2020 brings all-new and technology-laden Subaru Legacy. It’s been almost five years to the day since we last climbed behind the wheel of a Legacy. This new eighth-generation Legacy is more spacious, more refined, and more watchful than ever before. This year also marks the return of a turbocharged engine to the Legacy lineup. We spent a winter week with the top-trim Legacy Touring XT to test out its turbocharged engine and tablet-style infotainment system.
The all-new Legacy is built on the Subaru Global Platform, resulting in a chassis that is much stiffer and, in areas, lighter than the previous generation. The new platform allowed Subaru to strengthen and lighten the all-new suspension setup and lower the Legacy’s center of gravity. That improves ride and handling, in addition to crash protection. Another benefit of the all-new platform is a reduction in NVH. Subaru paid careful attention here, fitting new door weather stripping, increasing glass thickness, and fitting sound-insulating glass in the windshield and front doors. The result is a very quiet cabin with very little wind noise. Unfortunately, we did hear quite a bit of tire noise over choppy surfaces.

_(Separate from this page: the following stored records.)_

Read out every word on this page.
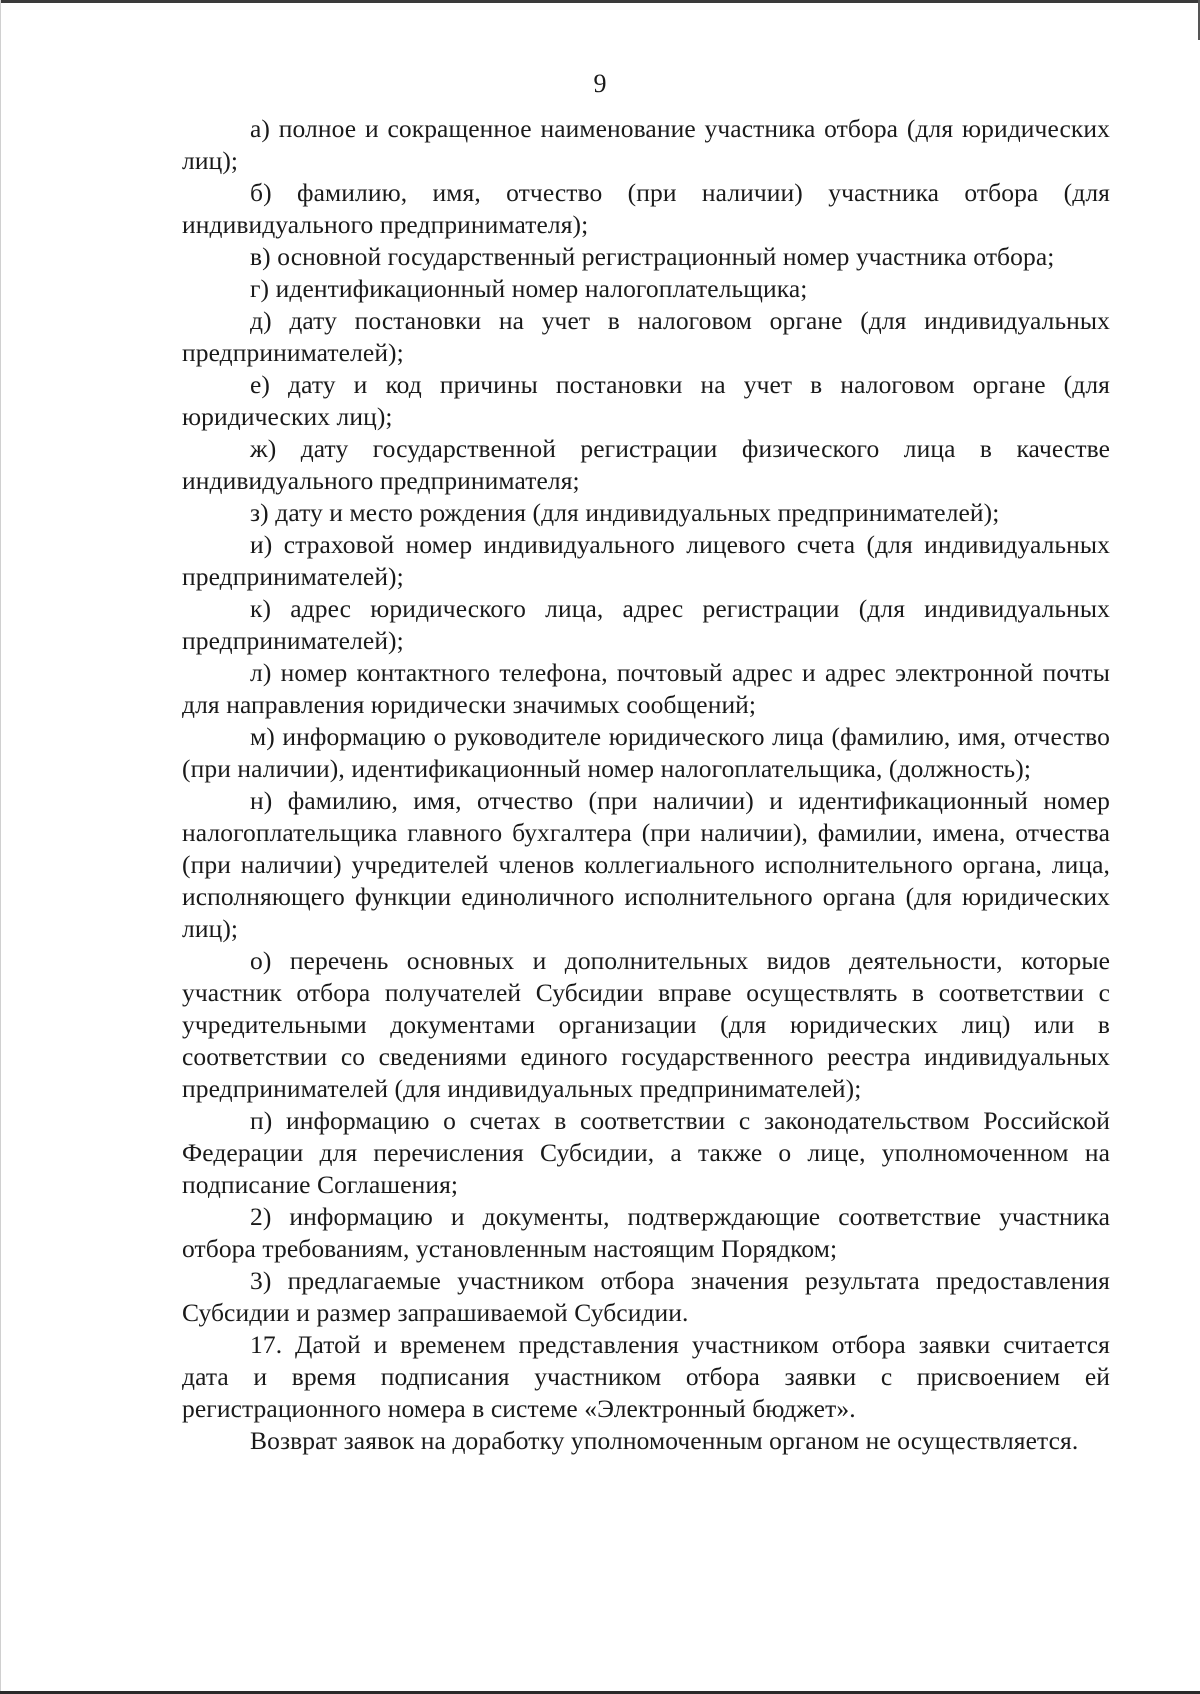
9

а) полное и сокращенное наименование участника отбора (для юридических лиц);

б) фамилию, имя, отчество (при наличии) участника отбора (для индивидуального предпринимателя);

в) основной государственный регистрационный номер участника отбора;

г) идентификационный номер налогоплательщика;

д) дату постановки на учет в налоговом органе (для индивидуальных предпринимателей);

е) дату и код причины постановки на учет в налоговом органе (для юридических лиц);

ж) дату государственной регистрации физического лица в качестве индивидуального предпринимателя;

з) дату и место рождения (для индивидуальных предпринимателей);

и) страховой номер индивидуального лицевого счета (для индивидуальных предпринимателей);

к) адрес юридического лица, адрес регистрации (для индивидуальных предпринимателей);

л) номер контактного телефона, почтовый адрес и адрес электронной почты для направления юридически значимых сообщений;

м) информацию о руководителе юридического лица (фамилию, имя, отчество (при наличии), идентификационный номер налогоплательщика, (должность);

н) фамилию, имя, отчество (при наличии) и идентификационный номер налогоплательщика главного бухгалтера (при наличии), фамилии, имена, отчества (при наличии) учредителей членов коллегиального исполнительного органа, лица, исполняющего функции единоличного исполнительного органа (для юридических лиц);

о) перечень основных и дополнительных видов деятельности, которые участник отбора получателей Субсидии вправе осуществлять в соответствии с учредительными документами организации (для юридических лиц) или в соответствии со сведениями единого государственного реестра индивидуальных предпринимателей (для индивидуальных предпринимателей);

п) информацию о счетах в соответствии с законодательством Российской Федерации для перечисления Субсидии, а также о лице, уполномоченном на подписание Соглашения;

2) информацию и документы, подтверждающие соответствие участника отбора требованиям, установленным настоящим Порядком;

3) предлагаемые участником отбора значения результата предоставления Субсидии и размер запрашиваемой Субсидии.

17. Датой и временем представления участником отбора заявки считается дата и время подписания участником отбора заявки с присвоением ей регистрационного номера в системе «Электронный бюджет».

Возврат заявок на доработку уполномоченным органом не осуществляется.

Front and center for passengers in the 2020 Legacy is the 11.6″ tablet-style infotainment display. Flanked by several actual buttons, the big screen can split its real estate to show two displays at once. With in-car Wi-Fi that features easy NFC connectivity, built-in Android Auto and Apple CarPlay integration, and a 12-speaker Harman Kardon audio system, the Subaru packs plenty of connectivity. Subaru also continues to expand on its suite of active driver safety technology, as well. EyeSight is now standard on all Legacy trims, and includes adaptive cruse control with lance centering function. There’s also optional front-view monitor, reverse automatic braking, and blind sport detection with lane change assist and rear cross traffic alert. This suite of features are some of the best in class in terms of reliability and reactivity to real-world scenarios that we’ve experienced. But Subaru may have taken it too far.
In our Touring XT trim, Subaru fits a dedicated camera and facial recognition software focused on the driver. This can impress your friends by recognizing you and offering a custom greeting while simultaneously setting your seat, mirror, and radio to your preset positions. But that same system is also constantly monitoring for driver fatigue or distraction. If you get a little tired, the system will display a warning and play an alert tone on the big center screen. If you look away from the road for too long, perhaps to set a radio station favorite or send a text message, the system similarly scolds you with a warning tone and a reminder to pay attention. I haven’t been so chided behind the wheel since learning to drive at 16 with my mother in the passenger seat. Perhaps that says something about the state of my driving. But big brother is always watching in the new Subaru Legacy. Perhaps I’d have paid more attention if the Legacy’s driving experience was at all engaging.
The XT marks the return of a turbocharged Legacy. The 2.4L Boxer engine produces 260 horsepower and 277 lb-ft torque. I’ll be completely honest, until I began reading the marketing materials after my week of driving, I was convinced I was driving the 2.5L naturally-aspirated Boxer producing only 182 horsepower and 176 lb-ft torque. Nothing about the Legacy’s responsiveness, sound, or demeanor hinted at a turbocharger. The Lineartronic CTV, standard with both 2.5L and 2.4L turbocharged engines, frustrated me endlessly. It’s programming is designed to keep the turbo from spooling and the torque tucked away where you can’t find it. Only the Sport trim features an SI-Drive switch for multiple drive modes. In the XT Touring, you’re left to suffer. With the economic programming, we averaged 23.4mpg over our 213 miles of driving. And almost none of it was boosted by the woefully slow and dim-witted start-stop programming. So with a suspension and chassis set to deliver comfort and quiet operation, the linear steering and symmetrical all-wheel-drive are the only bright spots to the Legacy’s back road performance.
Wrapped in a cocoon of high strength steel, sound insulation, and constant inward and outward active monitoring, the 2020 Subaru Legacy is the helicopter parent of the mid-size sedan market. It is designed not to let you wander outside of a set of prespecified criteria. There’s no pushing boundaries, no testing limits, no distractions. In in Subaru’s quest to put the driver in a bubble, it has taken away some of the freedoms and responsibilities of driving. I couldn’t even enjoy a bit of turbo boost. That too is gone, in the name of efficiency. But while I’m personally not on board with this erosion of personal freedoms, it is very hard to argue that the Subaru Legacy isn’t an excellent family sedan. Safe, efficient, practical, and filled with technology to further those three endpoints, the Legacy manages to check all of the boxes in the segment.